Изменить размер шрифта - +

— А сам не успел?

— Сам не успел.

— Хорошо погиб Леша. Достойно. Правильно погиб, сказал Алексей Алексеевич и опустил голову.

Хабаров ничего не ответил. Он не считал, что Углов погиб оправданно, но возразить Алексею Алексеевичу не мог. Тем более здесь и тем более сейчас. Виктор Михайлович только крепче обнял старика за плечи. И тот, по-своему поняв это движение, сказал чуть слышно:

— Это очень важно, Витя, хорошо погибнуть. Правильно и вовремя. Теперь, в старости, я это точно понял — очень важно, может быть, важнее всего прочего.
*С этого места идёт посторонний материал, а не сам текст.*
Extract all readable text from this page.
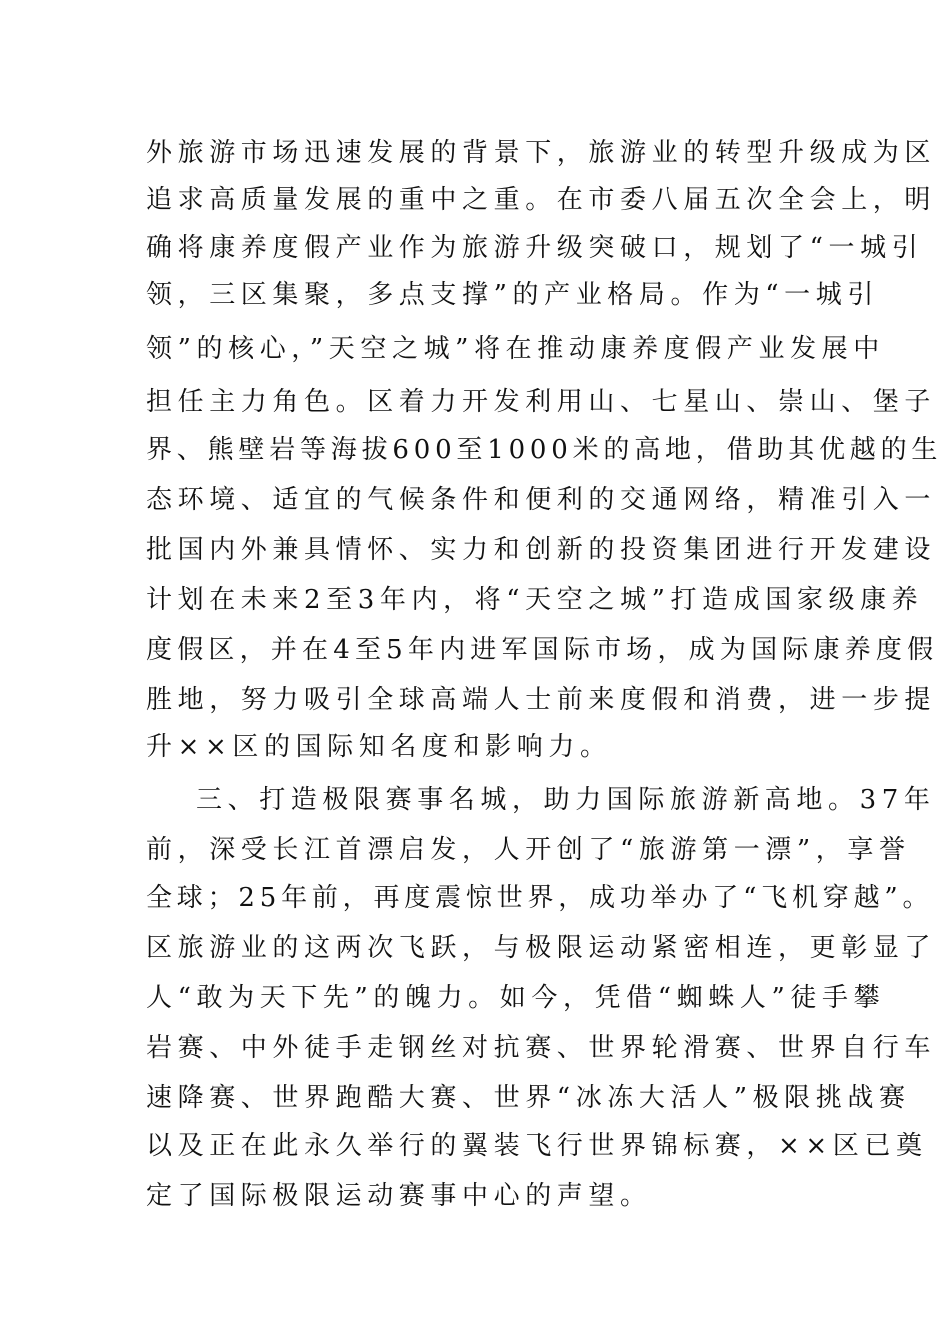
外旅游市场迅速发展的背景下，旅游业的转型升级成为区
追求高质量发展的重中之重。在市委八届五次全会上，明
确将康养度假产业作为旅游升级突破口，规划了“一城引
领，三区集聚，多点支撑”的产业格局。作为“一城引
领”的核心，”天空之城”将在推动康养度假产业发展中
担任主力角色。区着力开发利用山、七星山、崇山、堡子
界、熊壁岩等海拔600至1000米的高地，借助其优越的生
态环境、适宜的气候条件和便利的交通网络，精准引入一
批国内外兼具情怀、实力和创新的投资集团进行开发建设
计划在未来2至3年内，将“天空之城”打造成国家级康养
度假区，并在4至5年内进军国际市场，成为国际康养度假
胜地，努力吸引全球高端人士前来度假和消费，进一步提
升××区的国际知名度和影响力。
三、打造极限赛事名城，助力国际旅游新高地。37年
前，深受长江首漂启发，人开创了“旅游第一漂”，享誉
全球；25年前，再度震惊世界，成功举办了“飞机穿越”。
区旅游业的这两次飞跃，与极限运动紧密相连，更彰显了
人“敢为天下先”的魄力。如今，凭借“蜘蛛人”徒手攀
岩赛、中外徒手走钢丝对抗赛、世界轮滑赛、世界自行车
速降赛、世界跑酷大赛、世界“冰冻大活人”极限挑战赛
以及正在此永久举行的翼装飞行世界锦标赛，××区已奠
定了国际极限运动赛事中心的声望。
И в этот момент Хабаров увидел Киру. К началу церемонии она опоздала и теперь торопливо шла по дороге. Высокая, красивая, как всегда, уверенная в себе, Кира несла огромную охапку кроваво-красных гвоздик. Черное платье, черная накидка на волосах и пунцовые гвоздики выглядели, как показалось Виктору Михайловичу, удручающе эффектно. Хабаров видел: Кира приблизилась к жене Углова, быстро, вскользь поцеловала ее, сделала шаг вперед и положила цветы на крышку гроба. И еще Хабаров заметил, и это было ему особенно неприятно: положив цветы, Кира мельком оглядела всех присутствующих. Хабаров отвернулся.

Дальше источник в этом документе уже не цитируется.